On Friday evening, Hameed Khalid Darweesh was among the many refugees and immigrants whose travel plans were abruptly interrupted when President Donald Trump signed his executive order on immigration.

The order blocks the entry of Syrian refugees into the United States indefinitely; blocks entry for all refugees for 120 days; and puts a 90-day block on entry into the United States for citizens from the predominantly-Muslim countries Iran, Libya, Somalia, Sudan, Syria, and Yemen.

Darweesh, an Iraqi interpreter who had worked on behalf of the United States government, was on his flight with his wife and children when the order was issued. He was detained immediately upon arrival at JFK.


But after protesters swarmed JFK to show their support for refugees and Darweesh’s lawyers filed a motion seeking his release, he was released shortly after noon on Saturday.

Once free, Darweesh cried as he addressed reporters, and mimicked having his hands behind his back in handcuffs.

“What do I do for this country? They put the cuffs on,” he said, as reported by the New York Times. “You know how many soldiers I touch by this hand?”

Darweesh, who was targeted in Iraq because of how much he assisted the U.S. government, also thanked the protesters who showed up to the airport to support him.

“America is the greatest nation, the greatest people in the world,” he said. “In Iraq, we know that America is the land of the free.”

Darweesh’s lawyers, including Mark Doss, a supervising attorney at the International Refugee Assistant Project, also represent Haider Sameer Abdulkhaleq Alshawi, another detainee who remains in custody.
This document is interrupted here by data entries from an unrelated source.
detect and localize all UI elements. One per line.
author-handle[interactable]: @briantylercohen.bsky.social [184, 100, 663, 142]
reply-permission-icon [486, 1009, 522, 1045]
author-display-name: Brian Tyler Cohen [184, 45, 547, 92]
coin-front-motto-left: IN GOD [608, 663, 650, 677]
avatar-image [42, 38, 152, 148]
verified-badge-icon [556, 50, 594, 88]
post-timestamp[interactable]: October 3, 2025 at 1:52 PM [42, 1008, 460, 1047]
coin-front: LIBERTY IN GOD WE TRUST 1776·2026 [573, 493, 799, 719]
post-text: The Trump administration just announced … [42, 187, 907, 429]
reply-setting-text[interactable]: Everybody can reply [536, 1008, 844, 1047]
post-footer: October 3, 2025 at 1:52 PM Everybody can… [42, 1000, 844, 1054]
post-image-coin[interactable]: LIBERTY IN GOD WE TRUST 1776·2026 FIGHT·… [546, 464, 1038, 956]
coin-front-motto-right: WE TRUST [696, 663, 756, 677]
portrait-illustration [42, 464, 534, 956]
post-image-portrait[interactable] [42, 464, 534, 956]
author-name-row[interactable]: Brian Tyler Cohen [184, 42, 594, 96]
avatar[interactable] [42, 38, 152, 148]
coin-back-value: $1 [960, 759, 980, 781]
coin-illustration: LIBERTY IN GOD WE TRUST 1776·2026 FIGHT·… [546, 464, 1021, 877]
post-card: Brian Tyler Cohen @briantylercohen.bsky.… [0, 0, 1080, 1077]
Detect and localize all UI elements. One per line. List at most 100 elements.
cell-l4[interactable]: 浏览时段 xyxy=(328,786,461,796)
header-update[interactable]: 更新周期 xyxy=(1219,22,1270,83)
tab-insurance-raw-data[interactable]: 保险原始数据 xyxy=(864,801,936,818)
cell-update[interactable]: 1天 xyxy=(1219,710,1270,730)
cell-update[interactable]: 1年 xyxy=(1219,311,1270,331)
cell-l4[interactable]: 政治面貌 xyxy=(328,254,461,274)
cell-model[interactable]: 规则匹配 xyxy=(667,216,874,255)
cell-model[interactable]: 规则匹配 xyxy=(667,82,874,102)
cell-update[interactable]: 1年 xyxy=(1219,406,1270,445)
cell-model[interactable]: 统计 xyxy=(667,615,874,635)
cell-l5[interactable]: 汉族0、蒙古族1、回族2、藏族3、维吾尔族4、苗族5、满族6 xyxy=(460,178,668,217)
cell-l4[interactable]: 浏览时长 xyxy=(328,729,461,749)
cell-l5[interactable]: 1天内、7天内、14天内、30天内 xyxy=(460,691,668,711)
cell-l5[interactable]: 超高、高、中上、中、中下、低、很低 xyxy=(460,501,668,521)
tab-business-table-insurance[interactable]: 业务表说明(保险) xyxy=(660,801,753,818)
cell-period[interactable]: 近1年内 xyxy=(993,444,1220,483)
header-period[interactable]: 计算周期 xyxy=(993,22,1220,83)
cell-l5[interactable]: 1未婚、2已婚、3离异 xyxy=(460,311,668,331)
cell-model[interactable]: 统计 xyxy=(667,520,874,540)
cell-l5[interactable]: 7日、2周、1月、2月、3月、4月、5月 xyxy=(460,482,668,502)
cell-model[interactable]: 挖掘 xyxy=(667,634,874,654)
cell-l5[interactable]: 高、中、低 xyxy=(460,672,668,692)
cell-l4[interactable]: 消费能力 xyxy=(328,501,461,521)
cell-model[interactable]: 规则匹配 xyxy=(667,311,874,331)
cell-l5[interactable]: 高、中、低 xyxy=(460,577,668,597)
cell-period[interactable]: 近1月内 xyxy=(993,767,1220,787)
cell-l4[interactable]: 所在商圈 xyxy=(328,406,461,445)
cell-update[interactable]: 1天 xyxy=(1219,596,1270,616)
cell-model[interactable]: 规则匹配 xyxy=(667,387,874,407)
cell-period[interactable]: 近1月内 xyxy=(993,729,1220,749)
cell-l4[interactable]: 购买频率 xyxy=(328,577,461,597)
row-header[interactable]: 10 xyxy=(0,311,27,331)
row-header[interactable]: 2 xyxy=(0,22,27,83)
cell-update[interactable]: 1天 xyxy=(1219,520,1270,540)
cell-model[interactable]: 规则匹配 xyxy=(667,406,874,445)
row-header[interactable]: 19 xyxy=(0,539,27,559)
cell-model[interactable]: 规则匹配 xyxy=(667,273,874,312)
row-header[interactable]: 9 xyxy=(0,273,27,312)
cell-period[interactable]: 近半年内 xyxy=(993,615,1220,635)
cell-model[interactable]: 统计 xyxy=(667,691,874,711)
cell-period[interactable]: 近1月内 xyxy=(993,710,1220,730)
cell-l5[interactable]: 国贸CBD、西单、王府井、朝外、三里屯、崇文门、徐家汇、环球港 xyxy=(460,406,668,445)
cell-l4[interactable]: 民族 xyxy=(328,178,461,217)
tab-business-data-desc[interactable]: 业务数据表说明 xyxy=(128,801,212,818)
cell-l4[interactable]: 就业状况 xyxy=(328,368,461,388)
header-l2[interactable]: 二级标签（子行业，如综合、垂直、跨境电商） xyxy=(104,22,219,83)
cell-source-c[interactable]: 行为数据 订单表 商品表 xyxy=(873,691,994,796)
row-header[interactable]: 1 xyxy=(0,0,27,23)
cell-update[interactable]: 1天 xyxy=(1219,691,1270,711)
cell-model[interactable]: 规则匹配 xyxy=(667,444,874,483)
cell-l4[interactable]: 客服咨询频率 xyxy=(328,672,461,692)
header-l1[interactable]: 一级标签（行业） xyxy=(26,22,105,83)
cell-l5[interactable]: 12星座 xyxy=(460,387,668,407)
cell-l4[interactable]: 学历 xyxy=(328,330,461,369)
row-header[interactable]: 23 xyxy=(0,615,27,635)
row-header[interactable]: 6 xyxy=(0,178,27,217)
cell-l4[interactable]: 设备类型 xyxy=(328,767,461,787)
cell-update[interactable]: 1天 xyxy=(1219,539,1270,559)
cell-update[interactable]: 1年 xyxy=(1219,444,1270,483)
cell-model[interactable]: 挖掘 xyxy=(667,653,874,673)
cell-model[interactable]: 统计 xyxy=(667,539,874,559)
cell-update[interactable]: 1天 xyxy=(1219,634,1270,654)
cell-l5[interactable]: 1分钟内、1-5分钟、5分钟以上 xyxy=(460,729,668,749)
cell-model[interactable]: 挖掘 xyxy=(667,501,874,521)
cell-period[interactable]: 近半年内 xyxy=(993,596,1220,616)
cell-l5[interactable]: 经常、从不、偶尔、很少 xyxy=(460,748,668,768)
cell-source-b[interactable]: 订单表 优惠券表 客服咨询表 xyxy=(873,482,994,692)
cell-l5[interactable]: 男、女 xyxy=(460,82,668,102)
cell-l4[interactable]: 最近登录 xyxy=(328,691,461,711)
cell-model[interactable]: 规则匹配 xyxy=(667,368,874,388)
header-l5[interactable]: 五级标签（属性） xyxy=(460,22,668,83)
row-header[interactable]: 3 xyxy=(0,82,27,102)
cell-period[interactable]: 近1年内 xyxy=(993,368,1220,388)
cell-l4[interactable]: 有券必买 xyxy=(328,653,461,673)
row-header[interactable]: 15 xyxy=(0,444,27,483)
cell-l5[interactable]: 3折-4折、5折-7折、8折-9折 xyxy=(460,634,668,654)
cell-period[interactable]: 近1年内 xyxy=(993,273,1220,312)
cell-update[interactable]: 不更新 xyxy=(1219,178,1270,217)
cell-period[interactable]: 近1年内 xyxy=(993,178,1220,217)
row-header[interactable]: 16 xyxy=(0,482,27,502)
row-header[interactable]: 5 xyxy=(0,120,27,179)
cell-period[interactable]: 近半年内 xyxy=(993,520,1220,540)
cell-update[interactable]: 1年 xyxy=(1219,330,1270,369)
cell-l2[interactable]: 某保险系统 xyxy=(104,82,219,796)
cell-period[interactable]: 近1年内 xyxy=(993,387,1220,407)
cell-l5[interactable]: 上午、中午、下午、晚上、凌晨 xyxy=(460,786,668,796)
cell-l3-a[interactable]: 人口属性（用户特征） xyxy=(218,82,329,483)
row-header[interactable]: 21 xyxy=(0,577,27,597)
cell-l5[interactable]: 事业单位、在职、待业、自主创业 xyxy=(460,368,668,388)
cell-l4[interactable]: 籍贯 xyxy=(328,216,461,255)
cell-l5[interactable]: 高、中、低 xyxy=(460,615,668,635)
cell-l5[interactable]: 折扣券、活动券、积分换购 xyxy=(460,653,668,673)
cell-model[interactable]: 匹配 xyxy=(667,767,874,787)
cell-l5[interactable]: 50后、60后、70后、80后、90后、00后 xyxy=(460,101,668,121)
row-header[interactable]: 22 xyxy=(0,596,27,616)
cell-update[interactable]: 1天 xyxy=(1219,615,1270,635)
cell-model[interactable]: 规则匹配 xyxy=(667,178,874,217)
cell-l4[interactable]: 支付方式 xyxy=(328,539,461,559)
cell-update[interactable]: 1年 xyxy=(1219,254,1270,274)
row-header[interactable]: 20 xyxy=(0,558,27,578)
When Doss asked the border agent at JFK who he needed to talk to in order to get his clients released, the agent told him, “Call Mr. Trump.”

The text of the order Trump signed on Friday doesn’t mention green card holders or dual citizens, but is currently being interpreted as affecting both. People who have lived in the United States legally for years, and people who hold dual citizenship with the seven banned Muslim countries, could all be impacted.